The old woman put on her spectacles and watched while the two girls found the place for her. They consulted their list first of all, to see if they could find a more suitable text for their new friend, but came to the conclusion that the one in the Epistle of St. John, where he said that God first loved us and so we ought to love other people, was the best. So they turned it up, and pointed it out to her; and she read it, and tears began to run down her cheeks.
“I’ll be a better old woman now, as long as I keep on remembering this,” she said, mopping her eyes.
“I’d forgotten it, and I thought no one in all the world cared whether I was in pain or whether I lived or died. I won’t forget again.”
“We’ll come and see you again some day,” said Wendy.
“Yes, come and see me again. I’m sorry if I spoke sharply to you about the sweeping, but really the pain in my knees and the pain in my heart just drove me distracted.”
“I hope they stay better,” said Joan sympathetically.
“Well, I don’t care so much about the pain in my knees, as long as my heart doesn’t ache,” said Mrs. Grumbleshanks, with a smile that made her face quite different. “If I can only go on remembering that the dear Lord loves me, even a cross old woman like me, I shan’t feel so lonely. Thank you, dears. And God bless you!”

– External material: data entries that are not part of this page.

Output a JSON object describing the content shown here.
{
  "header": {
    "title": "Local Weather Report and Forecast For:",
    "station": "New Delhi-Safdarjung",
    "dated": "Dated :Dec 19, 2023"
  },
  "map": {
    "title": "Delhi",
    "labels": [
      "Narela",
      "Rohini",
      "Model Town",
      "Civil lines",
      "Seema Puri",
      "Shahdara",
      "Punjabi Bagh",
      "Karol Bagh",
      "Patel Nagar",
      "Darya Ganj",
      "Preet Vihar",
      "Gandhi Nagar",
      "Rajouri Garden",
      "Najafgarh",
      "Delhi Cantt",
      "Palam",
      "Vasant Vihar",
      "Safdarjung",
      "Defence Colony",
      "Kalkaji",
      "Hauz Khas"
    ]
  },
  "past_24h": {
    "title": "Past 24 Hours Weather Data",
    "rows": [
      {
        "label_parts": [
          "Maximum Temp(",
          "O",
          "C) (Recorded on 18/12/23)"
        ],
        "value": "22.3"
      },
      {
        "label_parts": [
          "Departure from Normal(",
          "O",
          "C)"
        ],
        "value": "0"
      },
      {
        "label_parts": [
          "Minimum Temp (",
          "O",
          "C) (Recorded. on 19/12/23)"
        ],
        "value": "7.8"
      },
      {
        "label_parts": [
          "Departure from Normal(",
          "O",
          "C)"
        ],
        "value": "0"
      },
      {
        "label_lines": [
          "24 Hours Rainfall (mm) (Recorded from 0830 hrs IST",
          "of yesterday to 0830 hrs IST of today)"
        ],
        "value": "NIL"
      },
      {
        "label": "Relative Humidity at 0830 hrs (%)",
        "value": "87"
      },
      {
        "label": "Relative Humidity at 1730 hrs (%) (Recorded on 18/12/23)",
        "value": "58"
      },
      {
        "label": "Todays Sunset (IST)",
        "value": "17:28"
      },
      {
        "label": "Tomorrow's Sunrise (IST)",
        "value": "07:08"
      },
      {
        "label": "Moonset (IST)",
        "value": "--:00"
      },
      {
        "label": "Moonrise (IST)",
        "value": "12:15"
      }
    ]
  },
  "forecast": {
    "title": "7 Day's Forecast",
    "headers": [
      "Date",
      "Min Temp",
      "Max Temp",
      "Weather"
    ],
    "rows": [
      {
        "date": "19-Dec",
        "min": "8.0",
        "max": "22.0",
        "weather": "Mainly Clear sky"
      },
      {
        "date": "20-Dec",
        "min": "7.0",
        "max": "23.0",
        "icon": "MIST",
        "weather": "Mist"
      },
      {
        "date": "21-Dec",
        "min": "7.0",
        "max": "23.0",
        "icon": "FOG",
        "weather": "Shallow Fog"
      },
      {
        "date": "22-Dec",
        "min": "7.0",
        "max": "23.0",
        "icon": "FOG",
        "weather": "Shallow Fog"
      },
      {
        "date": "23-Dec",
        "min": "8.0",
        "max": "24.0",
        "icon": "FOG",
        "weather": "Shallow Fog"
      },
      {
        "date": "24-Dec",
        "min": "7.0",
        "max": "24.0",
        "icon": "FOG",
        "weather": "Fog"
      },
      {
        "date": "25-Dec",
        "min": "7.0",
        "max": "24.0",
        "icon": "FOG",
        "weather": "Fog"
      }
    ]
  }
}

Joan and Wendy were so pleased with the result of their first task, that they danced down the path to the gate, and ran along the road, with Pluto barking at their heels.
“That was lovely!” panted Wendy, as she slowed down to a walk. “Wasn’t it lovely, to see that horrid old woman turn nice? She had quite a kind smile at the end.”

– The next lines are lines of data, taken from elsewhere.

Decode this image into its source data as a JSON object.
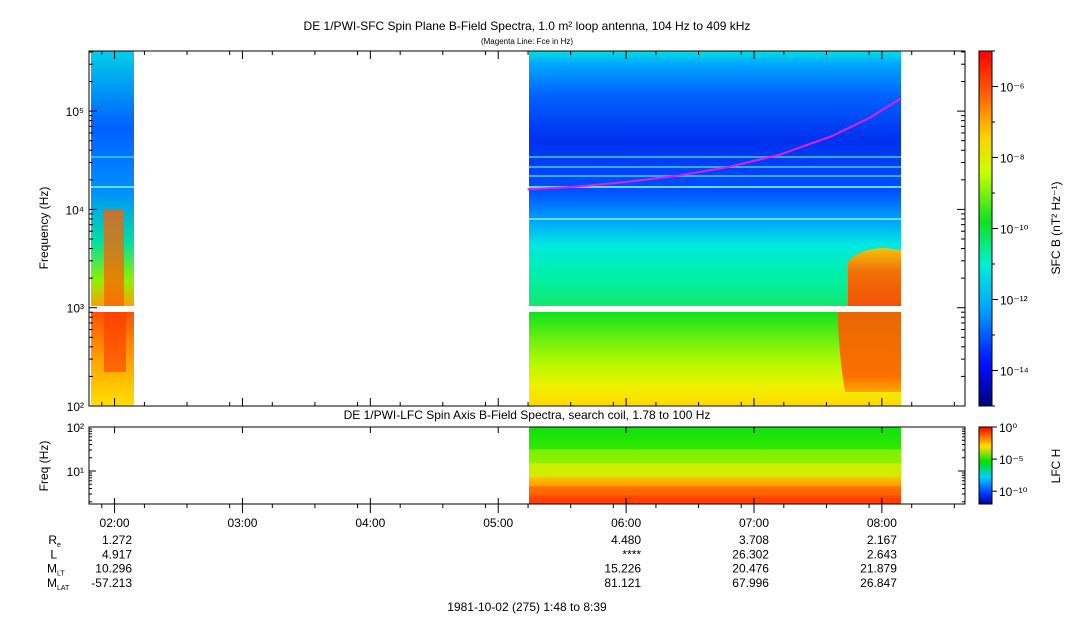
{
  "chart_data": [
    {
      "type": "heatmap",
      "title": "DE 1/PWI-SFC  Spin Plane B-Field Spectra, 1.0 m² loop antenna, 104 Hz to 409 kHz",
      "subtitle": "(Magenta Line: Fce in Hz)",
      "ylabel": "Frequency (Hz)",
      "ylim": [
        100,
        409000
      ],
      "yscale": "log",
      "y_ticks": [
        "10²",
        "10³",
        "10⁴",
        "10⁵"
      ],
      "colorbar": {
        "label": "SFC B (nT² Hz⁻¹)",
        "scale": "log",
        "range": [
          1e-15,
          1e-05
        ],
        "ticks": [
          "10⁻¹⁴",
          "10⁻¹²",
          "10⁻¹⁰",
          "10⁻⁸",
          "10⁻⁶"
        ]
      },
      "data_intervals_hours": [
        [
          1.8,
          2.15
        ],
        [
          5.23,
          8.15
        ]
      ],
      "series": [
        {
          "name": "Fce",
          "color": "#e020e0",
          "x": [
            5.23,
            5.6,
            6.0,
            6.4,
            6.8,
            7.2,
            7.6,
            7.9,
            8.15
          ],
          "y": [
            16000,
            17000,
            19000,
            22000,
            27000,
            36000,
            55000,
            85000,
            135000
          ]
        }
      ]
    },
    {
      "type": "heatmap",
      "title": "DE 1/PWI-LFC  Spin Axis B-Field Spectra, search coil, 1.78 to 100 Hz",
      "ylabel": "Freq (Hz)",
      "ylim": [
        1.78,
        100
      ],
      "yscale": "log",
      "y_ticks": [
        "10¹",
        "10²"
      ],
      "colorbar": {
        "label": "LFC H",
        "scale": "log",
        "range": [
          1e-12,
          1
        ],
        "ticks": [
          "10⁻¹⁰",
          "10⁻⁵",
          "10⁰"
        ]
      },
      "data_intervals_hours": [
        [
          5.23,
          8.15
        ]
      ]
    }
  ],
  "x_axis": {
    "ticks": [
      "02:00",
      "03:00",
      "04:00",
      "05:00",
      "06:00",
      "07:00",
      "08:00"
    ],
    "tick_hours": [
      2,
      3,
      4,
      5,
      6,
      7,
      8
    ],
    "range_hours": [
      1.8,
      8.65
    ]
  },
  "ephemeris": {
    "rows": [
      {
        "label": "R",
        "sub": "e",
        "values": [
          "1.272",
          "",
          "",
          "",
          "4.480",
          "3.708",
          "2.167"
        ]
      },
      {
        "label": "L",
        "sub": "",
        "values": [
          "4.917",
          "",
          "",
          "",
          "****",
          "26.302",
          "2.643"
        ]
      },
      {
        "label": "M",
        "sub": "LT",
        "values": [
          "10.296",
          "",
          "",
          "",
          "15.226",
          "20.476",
          "21.879"
        ]
      },
      {
        "label": "M",
        "sub": "LAT",
        "values": [
          "-57.213",
          "",
          "",
          "",
          "81.121",
          "67.996",
          "26.847"
        ]
      }
    ]
  },
  "footer": "1981-10-02 (275) 1:48 to 8:39"
}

“I wonder if we shall get lots of jobs like that?” said Joan, skipping merrily. “It wasn’t as hard as I expected, once we were started. I believe I’d make an awfully good preacher, really!”

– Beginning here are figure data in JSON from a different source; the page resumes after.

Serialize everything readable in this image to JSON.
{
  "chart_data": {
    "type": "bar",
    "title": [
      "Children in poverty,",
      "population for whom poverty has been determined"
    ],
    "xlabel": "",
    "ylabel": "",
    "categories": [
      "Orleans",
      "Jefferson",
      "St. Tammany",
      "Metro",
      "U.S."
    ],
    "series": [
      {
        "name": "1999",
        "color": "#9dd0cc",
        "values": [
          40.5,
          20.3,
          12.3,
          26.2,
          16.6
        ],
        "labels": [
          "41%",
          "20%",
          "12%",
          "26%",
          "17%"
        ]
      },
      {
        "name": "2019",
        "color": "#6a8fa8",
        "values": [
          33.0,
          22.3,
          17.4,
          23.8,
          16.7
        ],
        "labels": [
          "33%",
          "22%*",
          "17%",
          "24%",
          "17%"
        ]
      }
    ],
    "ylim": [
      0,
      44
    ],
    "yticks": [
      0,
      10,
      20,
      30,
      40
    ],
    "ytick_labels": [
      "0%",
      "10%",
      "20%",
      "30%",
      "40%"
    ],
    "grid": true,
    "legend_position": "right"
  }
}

“You are clever!” Wendy said admiringly.
“Well, so are you. We’re both clever, really, to have got that old woman good in such a short time. I wonder what the next job will be?”
Poor Wendy and Joan! They thought that it was all their own cleverness that had brightened the life of poor Mrs. Grumbleshanks, forgetting that the Holy Spirit of God was working with them and through them. They forgot the holy angels that they had talked about on the previous afternoon, and went along the lane feeling tremendously pleased with themselves, instead of giving God the glory and thanks.
The old woman in her lonely little cottage thought about the things she had heard. She turned the pages of her Bible, and found more and more things there to make her happy. At last she got down on her poor old knees and asked God to use her life, the little that was left of it, to use it as He willed. She asked pardon for having forgotten Him and so gone astray; and she thanked her Heavenly Father for sending Joan and Wendy to point her to the right way.
“Little angels, they were,” she said fondly. “Little messengers of God!”
But the two little girls were dancing along the lane, rather too much pleased with themselves; which was a pity, for when people are pleased with themselves, they usually begin to make mistakes!